Pour ceux qui ont pris la peine de se déplacer ou de faire part de leurs desiderata via un site Internet dédié (www.assisesdesoutremer.fr. ), soit environ 1 000 personnes, les thèmes abordés ont tourné autour de la santé, de la sécurité et de l’éducation, nous apprend un communiqué du haut-commissariat. Et si Jacques Wadrawane, le référent des Assises des Outre-mer pour les collectivités françaises du Pacifique, s’est dit satisfait du déroulé de cette première phase en affirmant que "les participants ont fait part de problèmes concrets, de comment améliorer les conditions de vie au quotidien", il n’a pas manqué de noter que la population avait du mal à faire le distinguo entre les compétences de l’État et celles du Pays.

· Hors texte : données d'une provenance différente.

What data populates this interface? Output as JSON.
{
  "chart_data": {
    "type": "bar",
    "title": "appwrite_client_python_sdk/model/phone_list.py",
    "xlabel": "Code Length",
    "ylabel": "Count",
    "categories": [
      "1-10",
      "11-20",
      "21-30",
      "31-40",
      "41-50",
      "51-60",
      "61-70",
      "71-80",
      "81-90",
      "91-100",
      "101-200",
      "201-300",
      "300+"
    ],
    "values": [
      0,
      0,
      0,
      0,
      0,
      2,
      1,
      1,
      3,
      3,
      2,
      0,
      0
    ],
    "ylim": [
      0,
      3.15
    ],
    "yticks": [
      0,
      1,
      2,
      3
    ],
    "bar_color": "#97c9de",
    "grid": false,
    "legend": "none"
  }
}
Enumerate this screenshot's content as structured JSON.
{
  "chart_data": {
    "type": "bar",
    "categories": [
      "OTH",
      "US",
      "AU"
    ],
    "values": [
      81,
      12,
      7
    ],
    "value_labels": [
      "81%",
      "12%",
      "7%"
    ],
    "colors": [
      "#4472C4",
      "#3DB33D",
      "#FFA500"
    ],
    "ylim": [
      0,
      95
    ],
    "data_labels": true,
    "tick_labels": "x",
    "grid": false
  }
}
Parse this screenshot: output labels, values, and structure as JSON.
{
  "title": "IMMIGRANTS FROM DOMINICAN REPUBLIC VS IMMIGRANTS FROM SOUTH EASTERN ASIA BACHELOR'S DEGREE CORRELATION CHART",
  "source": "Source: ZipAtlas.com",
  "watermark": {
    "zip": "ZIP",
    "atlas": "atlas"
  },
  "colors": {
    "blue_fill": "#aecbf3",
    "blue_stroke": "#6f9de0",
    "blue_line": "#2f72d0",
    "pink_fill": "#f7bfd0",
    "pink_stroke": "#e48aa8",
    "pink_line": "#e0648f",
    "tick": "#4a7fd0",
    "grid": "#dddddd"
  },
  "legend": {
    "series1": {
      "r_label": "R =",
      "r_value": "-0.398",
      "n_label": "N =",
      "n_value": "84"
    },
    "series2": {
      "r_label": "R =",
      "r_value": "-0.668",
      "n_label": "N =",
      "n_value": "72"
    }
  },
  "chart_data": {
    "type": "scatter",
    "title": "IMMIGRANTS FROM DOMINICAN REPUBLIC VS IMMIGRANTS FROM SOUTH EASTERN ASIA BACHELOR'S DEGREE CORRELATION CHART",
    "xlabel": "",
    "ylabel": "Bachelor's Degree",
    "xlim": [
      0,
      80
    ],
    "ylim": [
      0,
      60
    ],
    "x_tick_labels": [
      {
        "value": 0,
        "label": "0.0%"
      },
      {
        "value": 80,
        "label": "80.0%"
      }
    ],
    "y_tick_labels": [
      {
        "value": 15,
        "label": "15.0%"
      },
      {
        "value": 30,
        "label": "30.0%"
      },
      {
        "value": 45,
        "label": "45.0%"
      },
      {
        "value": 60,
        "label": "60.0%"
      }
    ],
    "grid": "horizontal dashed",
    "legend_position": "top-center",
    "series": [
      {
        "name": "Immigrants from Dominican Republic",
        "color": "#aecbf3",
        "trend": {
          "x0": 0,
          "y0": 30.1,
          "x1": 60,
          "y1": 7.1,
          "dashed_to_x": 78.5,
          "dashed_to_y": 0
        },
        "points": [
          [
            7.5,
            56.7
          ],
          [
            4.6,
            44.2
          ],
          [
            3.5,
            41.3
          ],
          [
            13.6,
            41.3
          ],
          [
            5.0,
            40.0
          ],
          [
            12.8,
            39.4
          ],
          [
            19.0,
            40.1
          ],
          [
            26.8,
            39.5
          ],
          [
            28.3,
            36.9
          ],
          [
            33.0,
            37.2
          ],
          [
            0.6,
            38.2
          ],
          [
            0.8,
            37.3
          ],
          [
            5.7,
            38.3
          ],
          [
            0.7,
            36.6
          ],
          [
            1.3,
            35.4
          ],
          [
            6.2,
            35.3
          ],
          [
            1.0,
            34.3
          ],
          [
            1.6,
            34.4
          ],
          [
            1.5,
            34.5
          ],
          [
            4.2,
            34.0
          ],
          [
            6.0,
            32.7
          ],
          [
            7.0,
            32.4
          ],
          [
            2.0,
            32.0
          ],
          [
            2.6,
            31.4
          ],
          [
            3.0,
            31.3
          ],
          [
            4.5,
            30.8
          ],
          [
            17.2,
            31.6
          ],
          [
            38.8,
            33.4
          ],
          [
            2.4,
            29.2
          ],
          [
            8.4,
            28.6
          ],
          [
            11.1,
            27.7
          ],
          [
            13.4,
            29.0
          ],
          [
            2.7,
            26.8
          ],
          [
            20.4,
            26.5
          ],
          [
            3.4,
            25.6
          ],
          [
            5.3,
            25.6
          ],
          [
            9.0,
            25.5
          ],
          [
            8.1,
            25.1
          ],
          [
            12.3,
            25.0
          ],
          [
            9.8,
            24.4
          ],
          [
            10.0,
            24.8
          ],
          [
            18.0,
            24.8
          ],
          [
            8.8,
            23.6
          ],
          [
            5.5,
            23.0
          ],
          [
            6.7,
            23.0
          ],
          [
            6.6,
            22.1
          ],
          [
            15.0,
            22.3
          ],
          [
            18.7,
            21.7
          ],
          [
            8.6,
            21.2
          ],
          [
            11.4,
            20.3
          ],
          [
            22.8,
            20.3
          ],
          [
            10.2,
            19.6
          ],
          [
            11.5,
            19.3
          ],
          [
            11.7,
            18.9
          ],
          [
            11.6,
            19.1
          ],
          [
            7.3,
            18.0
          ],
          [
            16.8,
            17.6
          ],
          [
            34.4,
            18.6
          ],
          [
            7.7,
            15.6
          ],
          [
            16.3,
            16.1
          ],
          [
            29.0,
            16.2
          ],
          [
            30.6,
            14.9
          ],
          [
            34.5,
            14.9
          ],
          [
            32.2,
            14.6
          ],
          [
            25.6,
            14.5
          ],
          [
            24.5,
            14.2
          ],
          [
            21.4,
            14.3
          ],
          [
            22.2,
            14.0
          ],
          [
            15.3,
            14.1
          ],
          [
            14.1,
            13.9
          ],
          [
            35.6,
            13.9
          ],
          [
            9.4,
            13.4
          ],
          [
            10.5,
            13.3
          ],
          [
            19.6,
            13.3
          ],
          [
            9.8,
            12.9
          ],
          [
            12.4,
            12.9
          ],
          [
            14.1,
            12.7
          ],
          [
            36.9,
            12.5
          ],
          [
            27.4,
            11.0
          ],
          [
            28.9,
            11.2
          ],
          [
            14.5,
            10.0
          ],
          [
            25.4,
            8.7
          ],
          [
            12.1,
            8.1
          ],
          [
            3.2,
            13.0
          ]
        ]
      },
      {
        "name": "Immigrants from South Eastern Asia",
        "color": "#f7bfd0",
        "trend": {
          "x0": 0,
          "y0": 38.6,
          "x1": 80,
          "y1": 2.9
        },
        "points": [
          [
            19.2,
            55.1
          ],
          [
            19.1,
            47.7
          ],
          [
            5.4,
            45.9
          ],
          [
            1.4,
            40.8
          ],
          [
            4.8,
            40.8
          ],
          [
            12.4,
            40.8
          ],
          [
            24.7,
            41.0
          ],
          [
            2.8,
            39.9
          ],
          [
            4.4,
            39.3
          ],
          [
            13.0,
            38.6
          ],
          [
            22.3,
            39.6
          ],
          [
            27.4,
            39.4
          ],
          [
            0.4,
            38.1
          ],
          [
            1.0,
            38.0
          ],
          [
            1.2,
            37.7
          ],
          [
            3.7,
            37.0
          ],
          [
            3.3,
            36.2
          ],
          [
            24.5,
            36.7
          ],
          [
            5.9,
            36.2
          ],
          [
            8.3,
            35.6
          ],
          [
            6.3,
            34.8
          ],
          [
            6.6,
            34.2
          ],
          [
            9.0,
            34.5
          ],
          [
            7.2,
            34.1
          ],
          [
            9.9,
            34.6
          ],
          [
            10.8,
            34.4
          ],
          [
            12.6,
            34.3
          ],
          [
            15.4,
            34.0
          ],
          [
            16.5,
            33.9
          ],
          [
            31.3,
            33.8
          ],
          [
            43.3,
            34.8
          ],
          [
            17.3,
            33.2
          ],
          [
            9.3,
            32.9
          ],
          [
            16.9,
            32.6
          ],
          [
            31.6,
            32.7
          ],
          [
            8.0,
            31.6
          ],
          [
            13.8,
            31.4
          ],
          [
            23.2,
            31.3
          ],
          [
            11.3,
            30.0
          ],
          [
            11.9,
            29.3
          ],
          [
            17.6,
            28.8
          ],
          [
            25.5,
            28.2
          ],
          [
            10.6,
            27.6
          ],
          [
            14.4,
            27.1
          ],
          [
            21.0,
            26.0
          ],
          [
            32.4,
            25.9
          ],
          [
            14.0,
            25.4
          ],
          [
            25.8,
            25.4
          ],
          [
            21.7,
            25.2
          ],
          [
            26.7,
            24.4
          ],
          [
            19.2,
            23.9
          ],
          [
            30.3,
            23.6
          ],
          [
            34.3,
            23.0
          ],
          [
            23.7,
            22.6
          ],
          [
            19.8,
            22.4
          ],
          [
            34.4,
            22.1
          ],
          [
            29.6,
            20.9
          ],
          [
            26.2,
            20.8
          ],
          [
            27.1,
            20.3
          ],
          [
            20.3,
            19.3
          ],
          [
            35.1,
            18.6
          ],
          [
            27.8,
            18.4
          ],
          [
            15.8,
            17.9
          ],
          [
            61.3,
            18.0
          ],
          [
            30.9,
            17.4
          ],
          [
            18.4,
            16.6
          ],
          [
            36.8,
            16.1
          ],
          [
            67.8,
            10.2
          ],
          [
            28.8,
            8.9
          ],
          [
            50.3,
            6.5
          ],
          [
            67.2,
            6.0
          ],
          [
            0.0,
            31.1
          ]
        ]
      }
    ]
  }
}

Et l’on reparle de manque de culture politique des Polynésiens, que nos politologues ne manquent pas de rappeler avant chaque élection, entretenu par beaucoup, et qui empêche ce peuple de penser par lui-même, de s’élever.
Si ce manque de culture politique, surtout envers celle menée depuis Paris, peut être reproché aux Polynésiens, il est juste de rappeler que les élus de l’Hexagone se montrent tout aussi incultes envers les Outre-mer. C’est pourquoi la ministre de tutelle, Annick Girardin, essaye d’insuffler un "réflexe d’outre-mer" dans les décisions de ses collègues du gouvernement.
Quant au résultat de ces Assises, "les priorités vont maintenant être déterminées, sur la base de cette première consultation. Des projets seront ensuite soumis à l’avis de la population, de mi-janvier à fin février. Puis, les propositions feront l’objet d’un Livre Bleu. Jacques Wadrawane assure que ces idées déboucheront sur des réalisations concrètes, contrairement à ce qu’on a vu dans le passé, avec les États généraux de l’Outre-mer en 2009, notamment", peut-on lire en fin de communiqué. Il manque de préciser que, pour le moment, il n’y a pas de budget réservé aux décisions qui sortiront des Assises qui, elles-mêmes, n’ont bénéficié que d’un budget très limité (72 millions de Fcfp) pour l’ensemble des territoires et collectivités.
Un recueil de doléances, mais par d’argent pour les appliquer, du moins dans un proche avenir. On verra bien si ce sont les chaises vides qui avaient raison.
Bonne lecture et merci pour votre fidélité.